A Social Justice and Native Title report in 2014 revealed shocking Indigenous incarceration facts in Australia. The study found that the Indigenous Australians were likely to be imprisoned or detained in juvenile detention by 15-24% more than those of non-Indigenous adults or adolescents.

The over-representation of Indigenous Australians in prison hasn’t changed much as they still have a high rate of deaths in custody and comprise 29% of the country’s adult prison population. Incarceration disproportionately is impacting children too, making their arrest 21 times more likely than non-Indigenous teens.

Last year’s report by the Queensland Health Ombudsman following an investigation of the killing of a six-year-old child over gross negligence, exposed stark health disparity between Indigenous and non-Indigenous Australians and raised serious doubts on the sincerity of the government to address health issues of the Aboriginal and Torres Strait Islanders.

Resolving wider Indigenous issues seems to have never been an Australian priority. The 12th Closing the Gap report showed Canberra was way off track to meeting five of its seven key objectives with little or no improvement, thereby exposing the government’s nefarious approach to rise to the challenge.

The scheme in July 2020 was dubbed as a failure “to partner with Indigenous people to develop and deliver the 2008 targets” by Aussie Prime Minister Scott Morrison as he completely reset the objectives and expanded the scale of the plan to 15 goals in a bid to tackle Indigenous hardship.

But with the Victorian Aboriginal Affairs Framework confessed Aboriginal over-representation in criminal justice and the Royal Commission into Aboriginal Deaths in Custody inextricably linked high rates of Indigenous deaths in custody with underlying factors of poor health and housing, low employment and education levels and government policies, the Morris government should coherently and scrupulously implement his strategy to ease up the fears and anxieties of the downtrodden community.

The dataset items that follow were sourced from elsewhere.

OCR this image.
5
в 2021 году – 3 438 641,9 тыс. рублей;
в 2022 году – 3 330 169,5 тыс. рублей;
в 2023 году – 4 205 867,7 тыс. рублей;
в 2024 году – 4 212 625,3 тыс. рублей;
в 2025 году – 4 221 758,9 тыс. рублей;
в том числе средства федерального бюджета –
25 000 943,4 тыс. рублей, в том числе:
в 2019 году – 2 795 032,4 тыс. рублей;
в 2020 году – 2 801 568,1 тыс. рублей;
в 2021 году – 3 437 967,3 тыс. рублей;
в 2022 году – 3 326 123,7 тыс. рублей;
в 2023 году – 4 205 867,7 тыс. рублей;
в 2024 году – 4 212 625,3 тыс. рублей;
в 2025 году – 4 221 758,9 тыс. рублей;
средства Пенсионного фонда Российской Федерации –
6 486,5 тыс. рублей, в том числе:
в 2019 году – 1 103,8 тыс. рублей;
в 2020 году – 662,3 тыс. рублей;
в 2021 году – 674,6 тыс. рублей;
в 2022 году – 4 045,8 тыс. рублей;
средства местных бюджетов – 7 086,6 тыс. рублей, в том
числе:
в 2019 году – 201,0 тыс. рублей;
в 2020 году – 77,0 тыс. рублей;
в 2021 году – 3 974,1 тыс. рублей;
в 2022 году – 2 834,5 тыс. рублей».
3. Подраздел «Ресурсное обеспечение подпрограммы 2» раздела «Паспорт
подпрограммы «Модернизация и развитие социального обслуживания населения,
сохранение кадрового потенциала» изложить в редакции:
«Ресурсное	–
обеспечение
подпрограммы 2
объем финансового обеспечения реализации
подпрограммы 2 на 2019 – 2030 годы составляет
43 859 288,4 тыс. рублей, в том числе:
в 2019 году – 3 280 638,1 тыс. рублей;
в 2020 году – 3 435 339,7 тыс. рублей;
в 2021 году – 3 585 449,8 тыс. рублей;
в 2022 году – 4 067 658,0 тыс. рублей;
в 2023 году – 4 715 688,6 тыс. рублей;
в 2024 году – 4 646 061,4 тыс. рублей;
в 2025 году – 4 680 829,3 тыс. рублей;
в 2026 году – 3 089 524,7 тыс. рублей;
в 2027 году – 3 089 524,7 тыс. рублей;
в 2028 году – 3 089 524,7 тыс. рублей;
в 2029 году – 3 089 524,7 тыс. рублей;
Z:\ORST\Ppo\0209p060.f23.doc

Quite a few voices erupted within Australia last year when many nations and international leaders denounced George Floyd’s death in the United States and left Indigenous families wondering why the global community was tight-lipped on Australian cruelty. Indigenous Australians surely deserve at least an even support from the world as they are just 3% of the Aussie population and account for 30% of the country’s inmates.

Decrying Canberra’s treatment of asylum seekers, use of offshore processing and prolonged detention of refugees and high incarceration rates of First Nations people, more than 40 member states during the UN Universal Periodic Review in January also raised concerns on the Australian government’s failure to reduce significant over-representation of Indigenous Australians in the criminal justice system.

While there are hundreds of other people experiencing inhumane Australian conduct in offshore detention centres and the Morrison administration’s draconian behaviour against Indigenous Australians hasn’t altered either, Canberra can no more hoodwink the world on its human rights abuses. It has to obliterate the “walls of oppression” built around refugees and Aboriginal and Torres Strait Islanders.

Published in The Express Tribune, March 30th, 2021.